Der hinterlistige, stets übel gelaunte Großwesir Isnogud schmiedet wieder einmal einen perfiden Plan, um endlich "Kalif zu werden anstelle des Kalifen". Deshalb kauft er von dem Magier Kitthussé einen Frosch, der sich, wenn man ihn küsst, in einen Prinz verwandelt. Das Außergewöhnliche ab dem Frosch ist allerdings, dass sich derjenige, der ihn küsst, selbst in einen Frosch verwandelt. Als Isnogud seinen Plan verwirklichen will, heißt es jedoch, dass Kalif Harun al Pussah bereits gestorben sei. Die Nachricht erweist sich schon bald als Scherz, denn der kindische Kalif hatte sich nur nur tot gestellt, um die Liebe seines Volks zu testen. Also schmiedet Isnogud kurzerhand einen neuen Plan ...

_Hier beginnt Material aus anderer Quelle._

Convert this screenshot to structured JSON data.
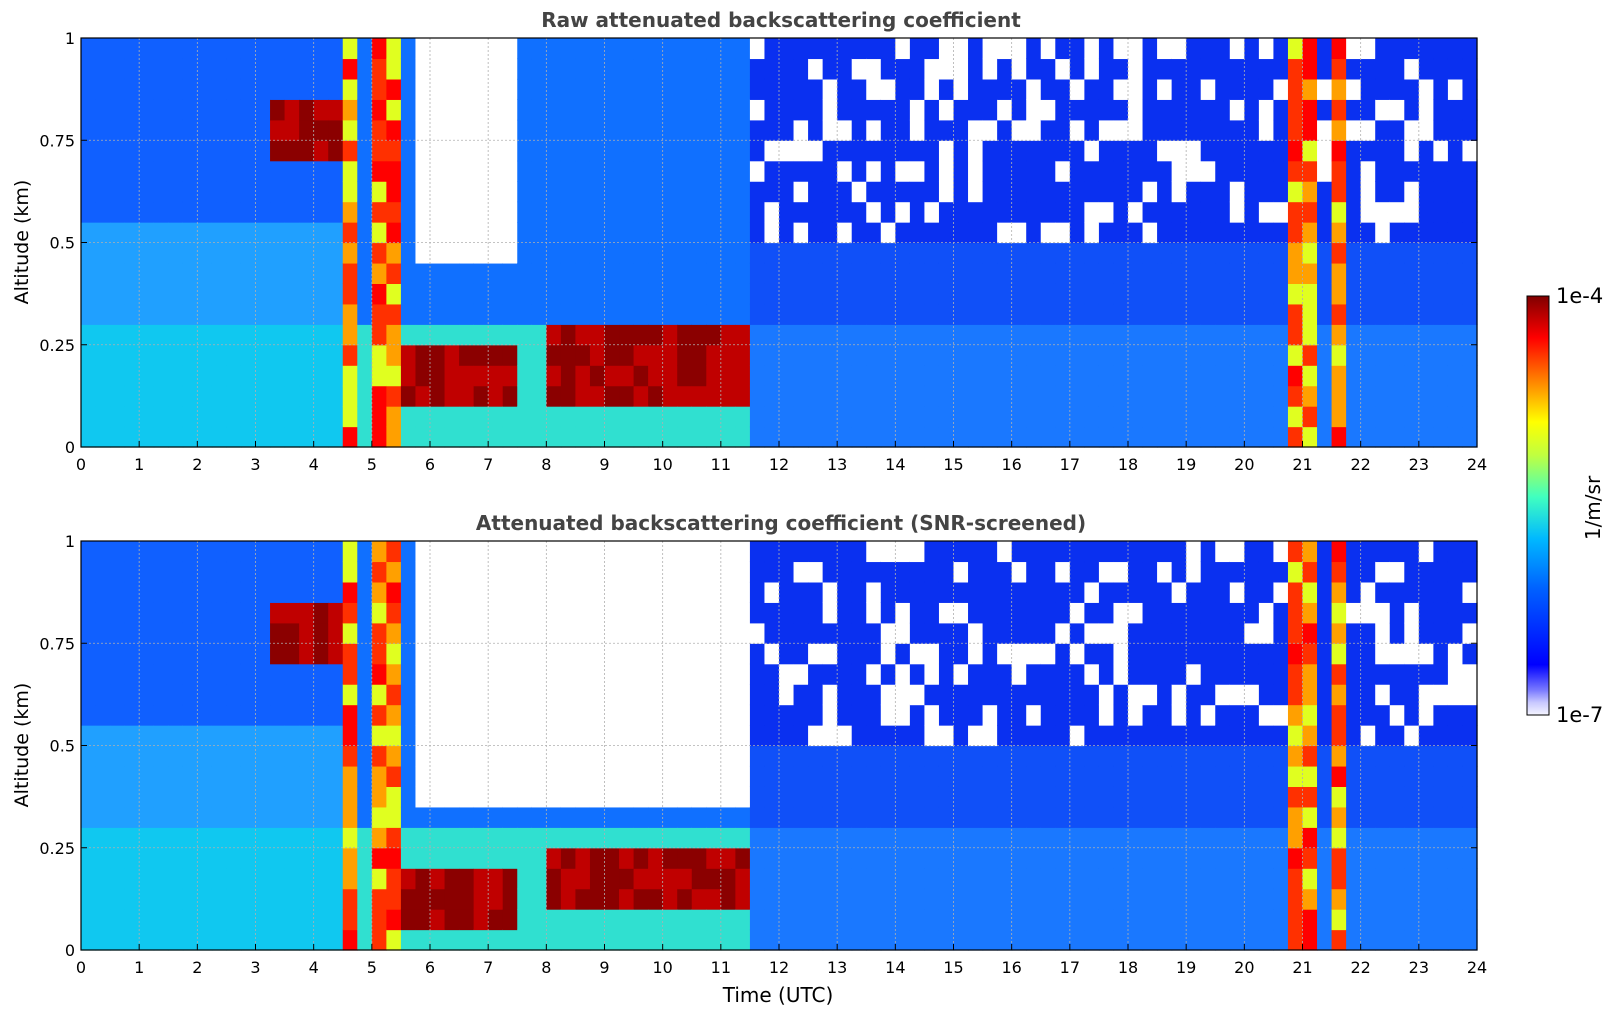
{
  "chart_data": [
    {
      "type": "heatmap",
      "title": "Raw attenuated backscattering coefficient",
      "xlabel": "",
      "ylabel": "Altitude (km)",
      "xlim": [
        0,
        24
      ],
      "ylim": [
        0,
        1
      ],
      "x_ticks": [
        "0",
        "1",
        "2",
        "3",
        "4",
        "5",
        "6",
        "7",
        "8",
        "9",
        "10",
        "11",
        "12",
        "13",
        "14",
        "15",
        "16",
        "17",
        "18",
        "19",
        "20",
        "21",
        "22",
        "23",
        "24"
      ],
      "y_ticks": [
        "0",
        "0.25",
        "0.5",
        "0.75",
        "1"
      ],
      "grid": true,
      "colorscale": "log",
      "value_range": [
        "1e-7",
        "1e-4"
      ],
      "features": {
        "clear_white_gap": [
          [
            5.8,
            7.5,
            0.45,
            1.0
          ]
        ],
        "strong_cloud_layers": [
          [
            3.3,
            4.8,
            0.72,
            0.85
          ],
          [
            5.2,
            7.5,
            0.08,
            0.25
          ],
          [
            8.0,
            11.5,
            0.1,
            0.28
          ]
        ],
        "saturated_columns": [
          [
            4.4,
            4.8
          ],
          [
            4.9,
            5.6
          ],
          [
            20.7,
            21.2
          ],
          [
            21.6,
            21.8
          ]
        ]
      }
    },
    {
      "type": "heatmap",
      "title": "Attenuated backscattering coefficient (SNR-screened)",
      "xlabel": "Time (UTC)",
      "ylabel": "Altitude (km)",
      "xlim": [
        0,
        24
      ],
      "ylim": [
        0,
        1
      ],
      "x_ticks": [
        "0",
        "1",
        "2",
        "3",
        "4",
        "5",
        "6",
        "7",
        "8",
        "9",
        "10",
        "11",
        "12",
        "13",
        "14",
        "15",
        "16",
        "17",
        "18",
        "19",
        "20",
        "21",
        "22",
        "23",
        "24"
      ],
      "y_ticks": [
        "0",
        "0.25",
        "0.5",
        "0.75",
        "1"
      ],
      "grid": true,
      "colorscale": "log",
      "value_range": [
        "1e-7",
        "1e-4"
      ],
      "features": {
        "clear_white_gap": [
          [
            5.8,
            11.5,
            0.35,
            1.0
          ]
        ],
        "strong_cloud_layers": [
          [
            3.3,
            4.8,
            0.72,
            0.85
          ],
          [
            5.2,
            7.5,
            0.05,
            0.22
          ],
          [
            8.0,
            11.5,
            0.1,
            0.25
          ]
        ],
        "saturated_columns": [
          [
            4.4,
            4.8
          ],
          [
            4.9,
            5.6
          ],
          [
            20.7,
            21.2
          ],
          [
            21.6,
            21.8
          ]
        ]
      }
    }
  ],
  "colorbar": {
    "label": "1/m/sr",
    "max_label": "1e-4",
    "min_label": "1e-7",
    "colormap": "jet"
  }
}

1962 erschienen erstmals die Comic-Abenteuer des Großwesirs "Isnogud", der unbedingt "Kalif anstelle des Kalifen" werden will. Doch seine Versuche schlagen nicht nur regelmäßig fehl, sondern lassen den Kalifen durch dumme Zufälle auch häufig in einem besseren Licht erscheinen, was den Großwesir wiederum zur Weißglut treibt. 2005 nahm sich der französische Regisseur Patrick der Comic-Serie von Jean Tabary und "Asterix"-Texter René Goscinny an und drehte diese überzogene und knallbunte Realverfilmung mit Michaël Youn ("Helden") als Isnogud und Jacques Villeret ("Ein Sommer auf dem Lande", "Dinner für Spinner", "Allein zu zweit") als Kalif Harun al-Pussah.